Per uno come me che con le parole ci ha campato una vita – parole da giornale, è vero, parole scritte e riscritte, è vero, ma sempre parole – è una sensazione strana quella di trovarsi senza parole. Ed è quello che mi succede quando, come stasera, mi trovo davanti a spettacoli imprevisti – ed effimeri, ma questo, pure se lo sai, sul momento non ci fai caso – come la luce struggente di un tramonto dopo una giornata piena d’acqua che di più davvero non si può.
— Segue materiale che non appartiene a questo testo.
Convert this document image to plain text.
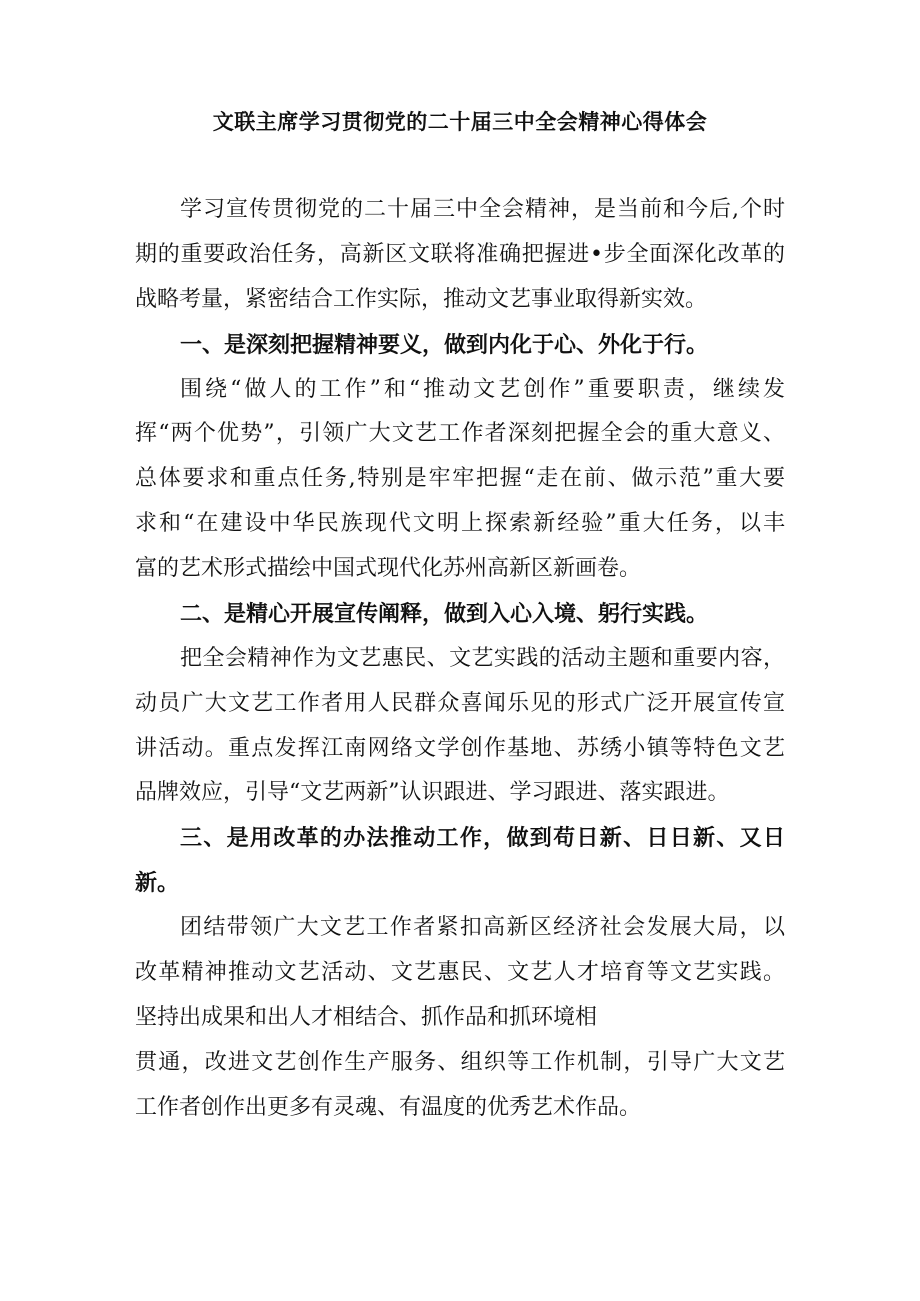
文联主席学习贯彻党的二十届三中全会精神心得体会
学习宣传贯彻党的二十届三中全会精神，是当前和今后,个时
期的重要政治任务，高新区文联将准确把握进•步全面深化改革的
战略考量，紧密结合工作实际，推动文艺事业取得新实效。
一、是深刻把握精神要义，做到内化于心、外化于行。
围绕“做人的工作”和“推动文艺创作”重要职责，继续发
挥“两个优势”，引领广大文艺工作者深刻把握全会的重大意义、
总体要求和重点任务,特别是牢牢把握“走在前、做示范”重大要
求和“在建设中华民族现代文明上探索新经验”重大任务，以丰
富的艺术形式描绘中国式现代化苏州高新区新画卷。
二、是精心开展宣传阐释，做到入心入境、躬行实践。
把全会精神作为文艺惠民、文艺实践的活动主题和重要内容，
动员广大文艺工作者用人民群众喜闻乐见的形式广泛开展宣传宣
讲活动。重点发挥江南网络文学创作基地、苏绣小镇等特色文艺
品牌效应，引导“文艺两新”认识跟进、学习跟进、落实跟进。
三、是用改革的办法推动工作，做到苟日新、日日新、又日
新。
团结带领广大文艺工作者紧扣高新区经济社会发展大局，以
改革精神推动文艺活动、文艺惠民、文艺人才培育等文艺实践。
坚持出成果和出人才相结合、抓作品和抓环境相
贯通，改进文艺创作生产服务、组织等工作机制，引导广大文艺
工作者创作出更多有灵魂、有温度的优秀艺术作品。
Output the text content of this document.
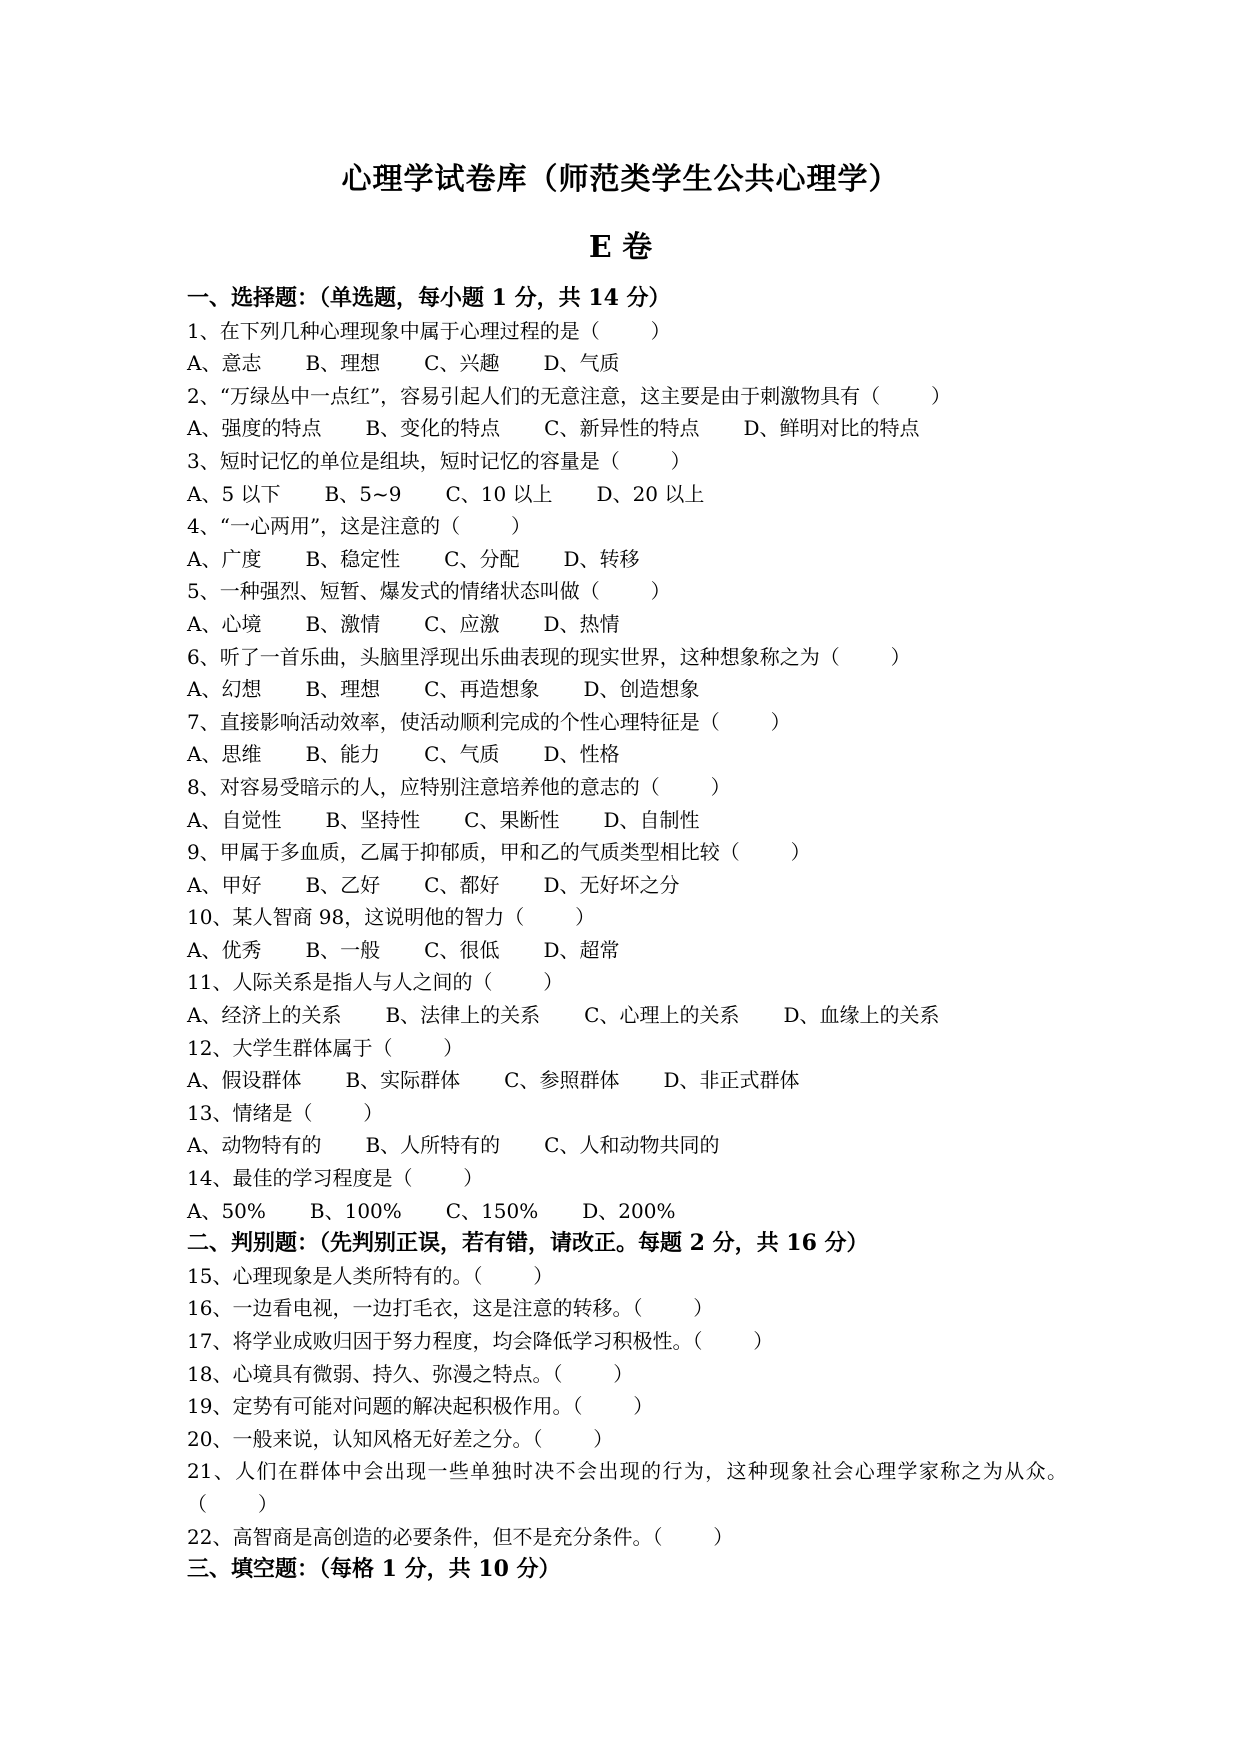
心理学试卷库（师范类学生公共心理学）
E 卷
一、选择题：（单选题，每小题 1 分，共 14 分）
1、在下列几种心理现象中属于心理过程的是（        ）
A、意志 B、理想 C、兴趣 D、气质
2、“万绿丛中一点红”，容易引起人们的无意注意，这主要是由于刺激物具有（        ）
A、强度的特点 B、变化的特点 C、新异性的特点 D、鲜明对比的特点
3、短时记忆的单位是组块，短时记忆的容量是（        ）
A、5 以下 B、5~9 C、10 以上 D、20 以上
4、“一心两用”，这是注意的（        ）
A、广度 B、稳定性 C、分配 D、转移
5、一种强烈、短暂、爆发式的情绪状态叫做（        ）
A、心境 B、激情 C、应激 D、热情
6、听了一首乐曲，头脑里浮现出乐曲表现的现实世界，这种想象称之为（        ）
A、幻想 B、理想 C、再造想象 D、创造想象
7、直接影响活动效率，使活动顺利完成的个性心理特征是（        ）
A、思维 B、能力 C、气质 D、性格
8、对容易受暗示的人，应特别注意培养他的意志的（        ）
A、自觉性 B、坚持性 C、果断性 D、自制性
9、甲属于多血质，乙属于抑郁质，甲和乙的气质类型相比较（        ）
A、甲好 B、乙好 C、都好 D、无好坏之分
10、某人智商 98，这说明他的智力（        ）
A、优秀 B、一般 C、很低 D、超常
11、人际关系是指人与人之间的（        ）
A、经济上的关系 B、法律上的关系 C、心理上的关系 D、血缘上的关系
12、大学生群体属于（        ）
A、假设群体 B、实际群体 C、参照群体 D、非正式群体
13、情绪是（        ）
A、动物特有的 B、人所特有的 C、人和动物共同的
14、最佳的学习程度是（        ）
A、50% B、100% C、150% D、200%
二、判别题：（先判别正误，若有错，请改正。每题 2 分，共 16 分）
15、心理现象是人类所特有的。（        ）
16、一边看电视，一边打毛衣，这是注意的转移。（        ）
17、将学业成败归因于努力程度，均会降低学习积极性。（        ）
18、心境具有微弱、持久、弥漫之特点。（        ）
19、定势有可能对问题的解决起积极作用。（        ）
20、一般来说，认知风格无好差之分。（        ）
21、人们在群体中会出现一些单独时决不会出现的行为，这种现象社会心理学家称之为从众。
（        ）
22、高智商是高创造的必要条件，但不是充分条件。（        ）
三、填空题：（每格 1 分，共 10 分）
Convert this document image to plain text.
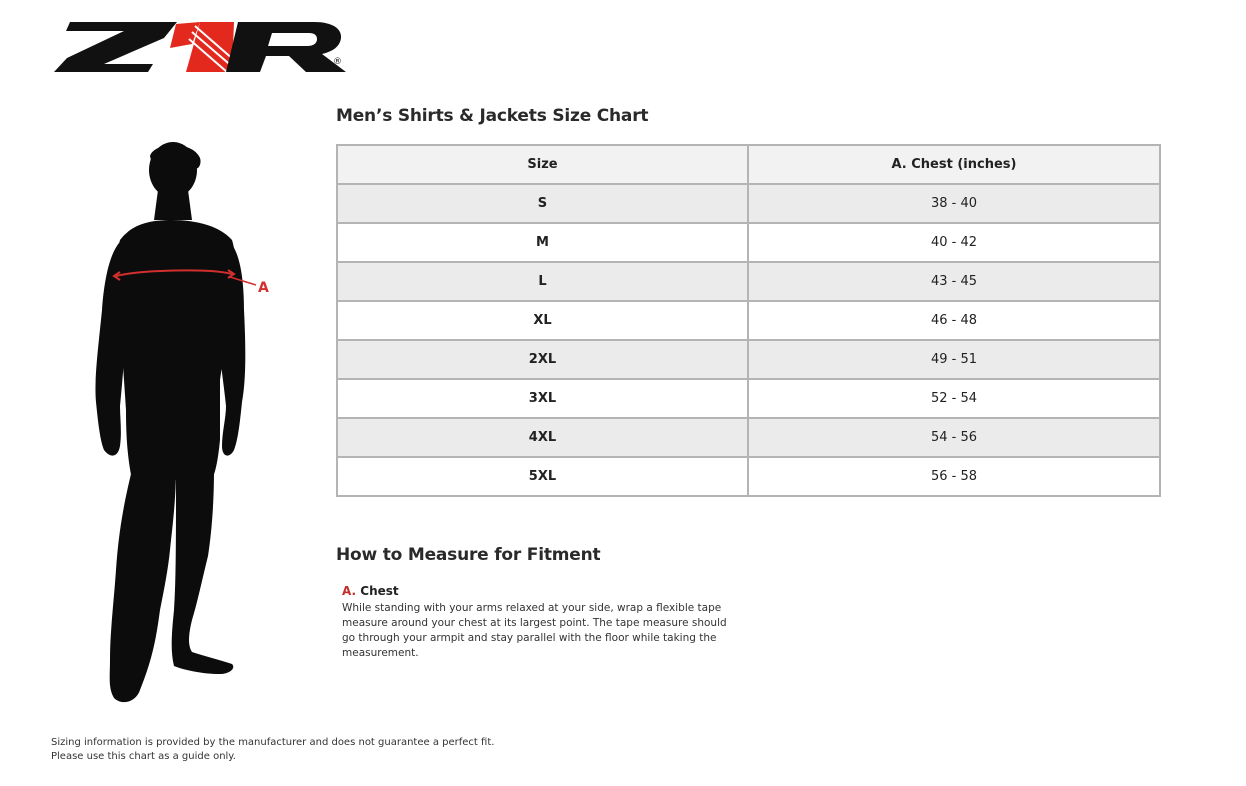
®
A
Men’s Shirts & Jackets Size Chart
Size	A. Chest (inches)
S	38 - 40
M	40 - 42
L	43 - 45
XL	46 - 48
2XL	49 - 51
3XL	52 - 54
4XL	54 - 56
5XL	56 - 58
How to Measure for Fitment
A. Chest
While standing with your arms relaxed at your side, wrap a flexible tape measure around your chest at its largest point. The tape measure should go through your armpit and stay parallel with the floor while taking the measurement.
Sizing information is provided by the manufacturer and does not guarantee a perfect fit.
Please use this chart as a guide only.
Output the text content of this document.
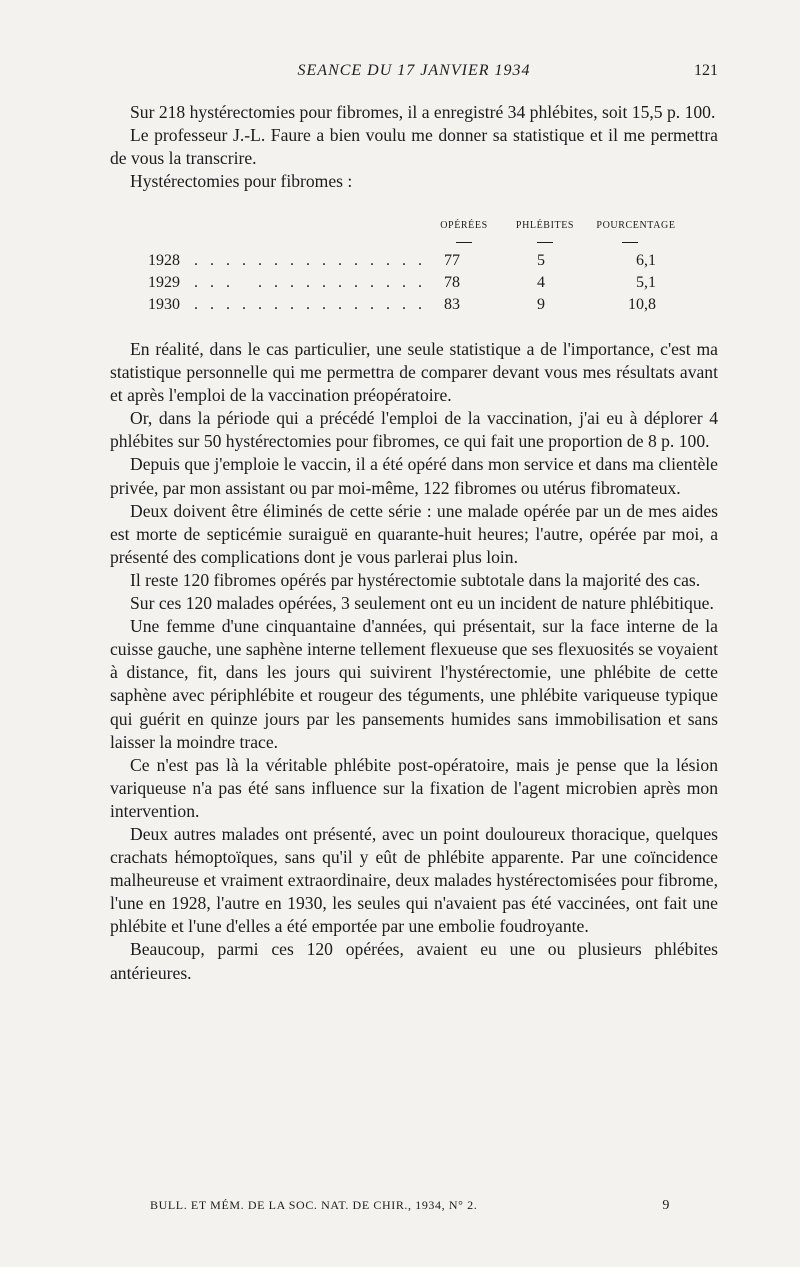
SEANCE DU 17 JANVIER 1934	121

Sur 218 hystérectomies pour fibromes, il a enregistré 34 phlébites, soit 15,5 p. 100.

Le professeur J.-L. Faure a bien voulu me donner sa statistique et il me permettra de vous la transcrire.

Hystérectomies pour fibromes :

OPÉRÉES	PHLÉBITES	POURCENTAGE
1928 . . . . . . . . . . . . . . .	77	5	6,1
1929 . . .   . . . . . . . . . . .	78	4	5,1
1930 . . . . . . . . . . . . . . .	83	9	10,8

En réalité, dans le cas particulier, une seule statistique a de l'importance, c'est ma statistique personnelle qui me permettra de comparer devant vous mes résultats avant et après l'emploi de la vaccination préopératoire.

Or, dans la période qui a précédé l'emploi de la vaccination, j'ai eu à déplorer 4 phlébites sur 50 hystérectomies pour fibromes, ce qui fait une proportion de 8 p. 100.

Depuis que j'emploie le vaccin, il a été opéré dans mon service et dans ma clientèle privée, par mon assistant ou par moi-même, 122 fibromes ou utérus fibromateux.

Deux doivent être éliminés de cette série : une malade opérée par un de mes aides est morte de septicémie suraiguë en quarante-huit heures; l'autre, opérée par moi, a présenté des complications dont je vous parlerai plus loin.

Il reste 120 fibromes opérés par hystérectomie subtotale dans la majorité des cas.

Sur ces 120 malades opérées, 3 seulement ont eu un incident de nature phlébitique.

Une femme d'une cinquantaine d'années, qui présentait, sur la face interne de la cuisse gauche, une saphène interne tellement flexueuse que ses flexuosités se voyaient à distance, fit, dans les jours qui suivirent l'hystérectomie, une phlébite de cette saphène avec périphlébite et rougeur des téguments, une phlébite variqueuse typique qui guérit en quinze jours par les pansements humides sans immobilisation et sans laisser la moindre trace.

Ce n'est pas là la véritable phlébite post-opératoire, mais je pense que la lésion variqueuse n'a pas été sans influence sur la fixation de l'agent microbien après mon intervention.

Deux autres malades ont présenté, avec un point douloureux thoracique, quelques crachats hémoptoïques, sans qu'il y eût de phlébite apparente. Par une coïncidence malheureuse et vraiment extraordinaire, deux malades hystérectomisées pour fibrome, l'une en 1928, l'autre en 1930, les seules qui n'avaient pas été vaccinées, ont fait une phlébite et l'une d'elles a été emportée par une embolie foudroyante.

Beaucoup, parmi ces 120 opérées, avaient eu une ou plusieurs phlébites antérieures.

BULL. ET MÉM. DE LA SOC. NAT. DE CHIR., 1934, N° 2.	9
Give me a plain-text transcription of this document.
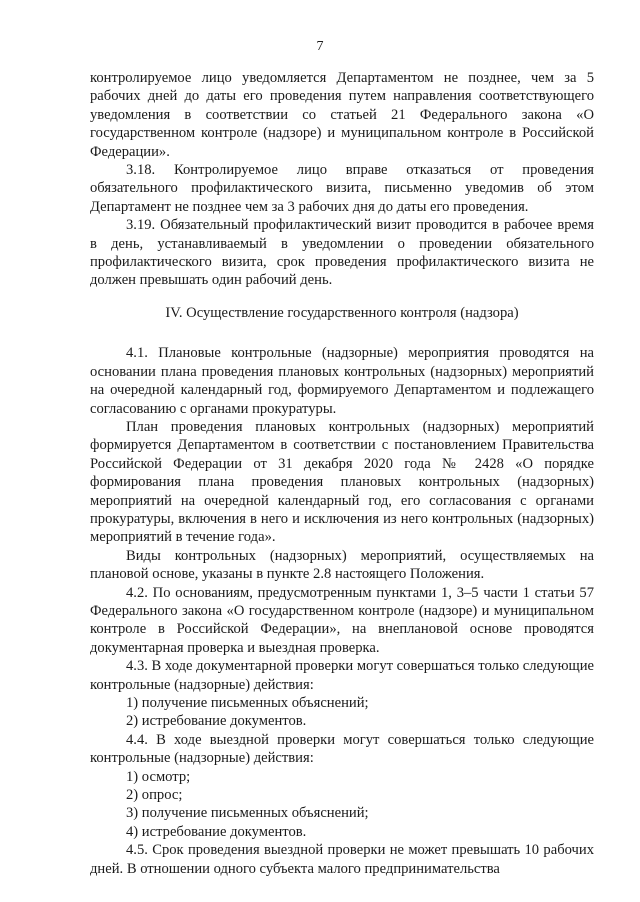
7

контролируемое лицо уведомляется Департаментом не позднее, чем за 5 рабочих дней до даты его проведения путем направления соответствующего уведомления в соответствии со статьей 21 Федерального закона «О государственном контроле (надзоре) и муниципальном контроле в Российской Федерации».

3.18. Контролируемое лицо вправе отказаться от проведения обязательного профилактического визита, письменно уведомив об этом Департамент не позднее чем за 3 рабочих дня до даты его проведения.

3.19. Обязательный профилактический визит проводится в рабочее время в день, устанавливаемый в уведомлении о проведении обязательного профилактического визита, срок проведения профилактического визита не должен превышать один рабочий день.

IV. Осуществление государственного контроля (надзора)

4.1. Плановые контрольные (надзорные) мероприятия проводятся на основании плана проведения плановых контрольных (надзорных) мероприятий на очередной календарный год, формируемого Департаментом и подлежащего согласованию с органами прокуратуры.

План проведения плановых контрольных (надзорных) мероприятий формируется Департаментом в соответствии с постановлением Правительства Российской Федерации от 31 декабря 2020 года № 2428 «О порядке формирования плана проведения плановых контрольных (надзорных) мероприятий на очередной календарный год, его согласования с органами прокуратуры, включения в него и исключения из него контрольных (надзорных) мероприятий в течение года».

Виды контрольных (надзорных) мероприятий, осуществляемых на плановой основе, указаны в пункте 2.8 настоящего Положения.

4.2. По основаниям, предусмотренным пунктами 1, 3–5 части 1 статьи 57 Федерального закона «О государственном контроле (надзоре) и муниципальном контроле в Российской Федерации», на внеплановой основе проводятся документарная проверка и выездная проверка.

4.3. В ходе документарной проверки могут совершаться только следующие контрольные (надзорные) действия:

1) получение письменных объяснений;

2) истребование документов.

4.4. В ходе выездной проверки могут совершаться только следующие контрольные (надзорные) действия:

1) осмотр;

2) опрос;

3) получение письменных объяснений;

4) истребование документов.

4.5. Срок проведения выездной проверки не может превышать 10 рабочих дней. В отношении одного субъекта малого предпринимательства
Non un tramonto classico con il sole che scende sulla linea dell’orizzonte, ma quei tramonti al contrario che viviamo qui nella valle, quando la luce cambia, tutto trascolora e volge al desio e ai naviganti – e anche a chi poggia saldamente (?) i piedi per terra – stranisce il core. Sì, perché non sapere dirla, questa sensazione, mi lascia un di più d’insoddisfazione, come se oltre a non sapere dirli non riuscissi nemmeno a goderli pienamente, questi momenti di grazia.
Epperò già viverli è qualcosa. Questo luglio saranno diciassette anni che stiamo qui. Una scelta allora forse un po’ azzardata, quella di mollare Roma e venire a vivere qui in Sabina. Una scelta geniale, però. Una scelta che rifarei.